Tapi, tetap saja semangat untuk bersekolah saja tidak cukup. Para orangtua juga memiliki kewajiban menata "keliaran" sikap siswa agar lebih beradab.
Kami Titip Siswa, Tolong Daur Ulang Tata Kramanya
Sadar atau tidak, keberadaan coronavirus telah membuat kasus-kasus negatif di sekolah berkurang drastis. Sepertinya, hal ini merupakan efek langsung dari coronavirus yang membatasi ruang gerak siswa.
Larangan berkumpul, larangan jabat tangan, hingga pembelajaran dipindahkan ke rumah masing-masing semuanya seakan sudah menekan terjadinya perundungan dan penganiayaan di sekolah. Tapi, masa iya perusak wajah pendidikan ini hanya mampu dihentikan oleh bencana?
Nyatanya, keberadaan coronavirus bisa jadi pembelajaran dan kesempatan bagi para orangtua untuk kembali menata dan mendaur ulang tata krama anak-anak.

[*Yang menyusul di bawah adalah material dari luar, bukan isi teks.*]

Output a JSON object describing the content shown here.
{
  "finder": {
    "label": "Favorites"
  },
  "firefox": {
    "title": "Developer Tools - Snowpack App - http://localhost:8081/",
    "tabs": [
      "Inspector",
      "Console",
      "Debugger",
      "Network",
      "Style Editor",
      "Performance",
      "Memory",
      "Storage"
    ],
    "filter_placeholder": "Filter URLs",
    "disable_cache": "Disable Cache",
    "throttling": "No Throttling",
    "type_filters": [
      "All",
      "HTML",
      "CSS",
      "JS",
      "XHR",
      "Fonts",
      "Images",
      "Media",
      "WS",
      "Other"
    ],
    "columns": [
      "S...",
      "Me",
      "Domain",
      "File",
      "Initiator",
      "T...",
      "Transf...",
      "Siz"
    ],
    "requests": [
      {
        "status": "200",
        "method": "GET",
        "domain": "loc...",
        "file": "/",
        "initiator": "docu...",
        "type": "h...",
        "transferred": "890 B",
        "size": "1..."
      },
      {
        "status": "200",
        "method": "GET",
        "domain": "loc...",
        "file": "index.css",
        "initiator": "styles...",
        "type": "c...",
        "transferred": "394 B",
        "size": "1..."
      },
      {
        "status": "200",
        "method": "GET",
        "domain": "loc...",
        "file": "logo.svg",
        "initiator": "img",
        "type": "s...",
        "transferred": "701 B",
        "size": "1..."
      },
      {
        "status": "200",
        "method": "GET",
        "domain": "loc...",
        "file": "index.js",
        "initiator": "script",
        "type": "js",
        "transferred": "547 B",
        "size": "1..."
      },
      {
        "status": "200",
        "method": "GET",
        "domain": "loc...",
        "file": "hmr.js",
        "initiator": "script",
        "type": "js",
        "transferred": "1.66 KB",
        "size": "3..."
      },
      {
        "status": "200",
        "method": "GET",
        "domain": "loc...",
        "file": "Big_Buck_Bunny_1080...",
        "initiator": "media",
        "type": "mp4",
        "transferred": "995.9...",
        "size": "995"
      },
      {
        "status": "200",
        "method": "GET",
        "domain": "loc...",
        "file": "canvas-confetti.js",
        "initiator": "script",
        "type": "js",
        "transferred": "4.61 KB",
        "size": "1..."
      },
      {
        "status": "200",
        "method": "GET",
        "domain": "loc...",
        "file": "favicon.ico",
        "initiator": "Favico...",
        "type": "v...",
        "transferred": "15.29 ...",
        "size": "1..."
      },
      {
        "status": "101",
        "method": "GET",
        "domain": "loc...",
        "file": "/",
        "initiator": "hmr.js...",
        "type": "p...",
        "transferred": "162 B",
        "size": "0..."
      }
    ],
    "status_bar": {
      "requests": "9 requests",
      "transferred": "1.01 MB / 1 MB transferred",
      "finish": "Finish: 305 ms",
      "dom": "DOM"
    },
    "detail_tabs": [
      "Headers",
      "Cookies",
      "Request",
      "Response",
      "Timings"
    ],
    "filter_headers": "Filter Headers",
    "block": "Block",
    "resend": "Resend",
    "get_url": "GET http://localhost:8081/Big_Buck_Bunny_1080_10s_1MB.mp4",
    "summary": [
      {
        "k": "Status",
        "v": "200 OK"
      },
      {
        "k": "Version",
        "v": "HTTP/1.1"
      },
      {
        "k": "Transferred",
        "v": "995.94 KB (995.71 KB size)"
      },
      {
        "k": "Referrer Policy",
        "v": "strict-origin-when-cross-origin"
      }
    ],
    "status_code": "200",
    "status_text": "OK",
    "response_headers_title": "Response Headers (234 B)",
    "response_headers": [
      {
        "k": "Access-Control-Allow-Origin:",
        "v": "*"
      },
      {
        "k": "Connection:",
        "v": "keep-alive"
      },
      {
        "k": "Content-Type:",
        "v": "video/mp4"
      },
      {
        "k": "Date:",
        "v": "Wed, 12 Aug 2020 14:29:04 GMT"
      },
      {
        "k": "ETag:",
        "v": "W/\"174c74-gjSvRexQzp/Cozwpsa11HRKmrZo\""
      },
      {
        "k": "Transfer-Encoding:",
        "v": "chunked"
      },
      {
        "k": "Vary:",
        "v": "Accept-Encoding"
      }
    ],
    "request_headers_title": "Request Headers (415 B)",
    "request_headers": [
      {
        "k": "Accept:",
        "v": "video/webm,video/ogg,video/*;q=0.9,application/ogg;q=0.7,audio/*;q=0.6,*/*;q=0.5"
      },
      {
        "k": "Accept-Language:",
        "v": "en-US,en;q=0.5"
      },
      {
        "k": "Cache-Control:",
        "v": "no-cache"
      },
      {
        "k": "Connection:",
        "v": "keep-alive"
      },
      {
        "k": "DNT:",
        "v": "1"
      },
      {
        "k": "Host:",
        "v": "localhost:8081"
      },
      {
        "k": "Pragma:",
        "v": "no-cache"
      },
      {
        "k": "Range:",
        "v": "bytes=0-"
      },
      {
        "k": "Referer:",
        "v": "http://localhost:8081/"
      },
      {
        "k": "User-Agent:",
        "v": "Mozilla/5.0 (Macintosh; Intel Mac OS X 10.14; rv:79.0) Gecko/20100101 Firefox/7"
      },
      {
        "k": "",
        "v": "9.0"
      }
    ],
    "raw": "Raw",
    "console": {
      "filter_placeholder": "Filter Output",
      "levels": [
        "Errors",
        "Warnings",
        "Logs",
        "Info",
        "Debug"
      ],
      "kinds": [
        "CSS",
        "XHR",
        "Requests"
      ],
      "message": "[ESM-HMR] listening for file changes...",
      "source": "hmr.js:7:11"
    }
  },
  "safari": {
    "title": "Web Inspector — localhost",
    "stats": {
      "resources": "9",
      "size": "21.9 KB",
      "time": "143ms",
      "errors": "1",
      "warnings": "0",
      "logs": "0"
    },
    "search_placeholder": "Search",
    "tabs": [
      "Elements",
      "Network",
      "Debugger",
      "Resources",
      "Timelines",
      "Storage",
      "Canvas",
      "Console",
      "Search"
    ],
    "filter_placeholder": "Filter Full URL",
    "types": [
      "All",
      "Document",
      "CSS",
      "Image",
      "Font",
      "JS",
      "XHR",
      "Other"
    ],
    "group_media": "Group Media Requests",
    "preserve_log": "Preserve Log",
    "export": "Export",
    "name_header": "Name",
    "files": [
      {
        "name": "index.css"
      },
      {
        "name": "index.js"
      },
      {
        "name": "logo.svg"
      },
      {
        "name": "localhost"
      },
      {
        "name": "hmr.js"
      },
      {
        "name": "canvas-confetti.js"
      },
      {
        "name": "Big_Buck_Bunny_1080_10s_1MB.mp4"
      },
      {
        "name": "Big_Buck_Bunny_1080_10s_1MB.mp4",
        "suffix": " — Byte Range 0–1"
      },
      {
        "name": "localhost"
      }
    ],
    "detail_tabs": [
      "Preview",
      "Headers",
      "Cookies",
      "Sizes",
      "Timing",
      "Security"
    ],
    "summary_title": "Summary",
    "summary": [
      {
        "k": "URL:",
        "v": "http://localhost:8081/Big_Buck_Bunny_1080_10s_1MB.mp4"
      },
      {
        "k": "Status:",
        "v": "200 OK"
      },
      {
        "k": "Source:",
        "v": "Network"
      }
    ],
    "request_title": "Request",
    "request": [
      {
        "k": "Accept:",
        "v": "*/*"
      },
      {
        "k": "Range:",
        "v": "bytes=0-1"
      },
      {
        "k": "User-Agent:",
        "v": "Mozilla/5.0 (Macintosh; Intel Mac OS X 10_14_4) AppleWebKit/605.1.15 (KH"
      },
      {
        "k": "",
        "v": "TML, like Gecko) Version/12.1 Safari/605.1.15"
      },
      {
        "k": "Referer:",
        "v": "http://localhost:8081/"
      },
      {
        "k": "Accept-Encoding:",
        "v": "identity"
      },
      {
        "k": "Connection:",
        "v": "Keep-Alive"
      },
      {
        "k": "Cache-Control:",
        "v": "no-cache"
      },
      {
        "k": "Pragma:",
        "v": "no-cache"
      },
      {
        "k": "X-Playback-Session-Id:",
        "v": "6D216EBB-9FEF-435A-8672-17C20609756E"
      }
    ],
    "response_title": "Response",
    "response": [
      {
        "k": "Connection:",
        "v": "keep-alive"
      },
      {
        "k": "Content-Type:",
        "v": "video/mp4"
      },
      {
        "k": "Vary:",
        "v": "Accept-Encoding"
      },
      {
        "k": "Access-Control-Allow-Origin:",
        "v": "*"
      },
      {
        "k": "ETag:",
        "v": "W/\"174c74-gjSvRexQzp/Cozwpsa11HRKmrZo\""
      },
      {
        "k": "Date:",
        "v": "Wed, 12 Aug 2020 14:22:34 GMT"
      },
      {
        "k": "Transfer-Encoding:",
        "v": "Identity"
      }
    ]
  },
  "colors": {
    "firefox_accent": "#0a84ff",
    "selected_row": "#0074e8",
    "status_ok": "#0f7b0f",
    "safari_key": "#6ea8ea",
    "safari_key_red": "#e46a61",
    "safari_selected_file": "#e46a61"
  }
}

Mengapa kali ini hanya orangtua? Terang saja, pergerakan guru sedang terbatas. Tidak mungkin guru bisa mengunjungi satu-per satu siswanya untuk memastikan pembelajaran tata krama dibiasakan.
Siswa dan orangtua yang aktif bermedsos mungkin bisa diamati dan diberikan wejangan oleh guru. Tapi, bagaimana dengan siswa yang sudah diajak orangtuanya menginap di kebun di bawah kaki bukit? Lagi-lagi hanya orangtua yang bisa mendaur ulang tata krama anak.
Adapun terkait dengan tata krama yang mau diajarkan, tidak perlu yang berat-berat. Kita berangkat dari hal-hal yang sederhana saja.
Mulai dari menata cara anak dalam menyapa orang yang lebih tua, kemudian memberi salam. Keduanya mungkin sudah sangat sering dilakukan oleh anak, namun hari ini kebiasaan yang salah adalah terkait dengan etiket menyapa dan memberi salam.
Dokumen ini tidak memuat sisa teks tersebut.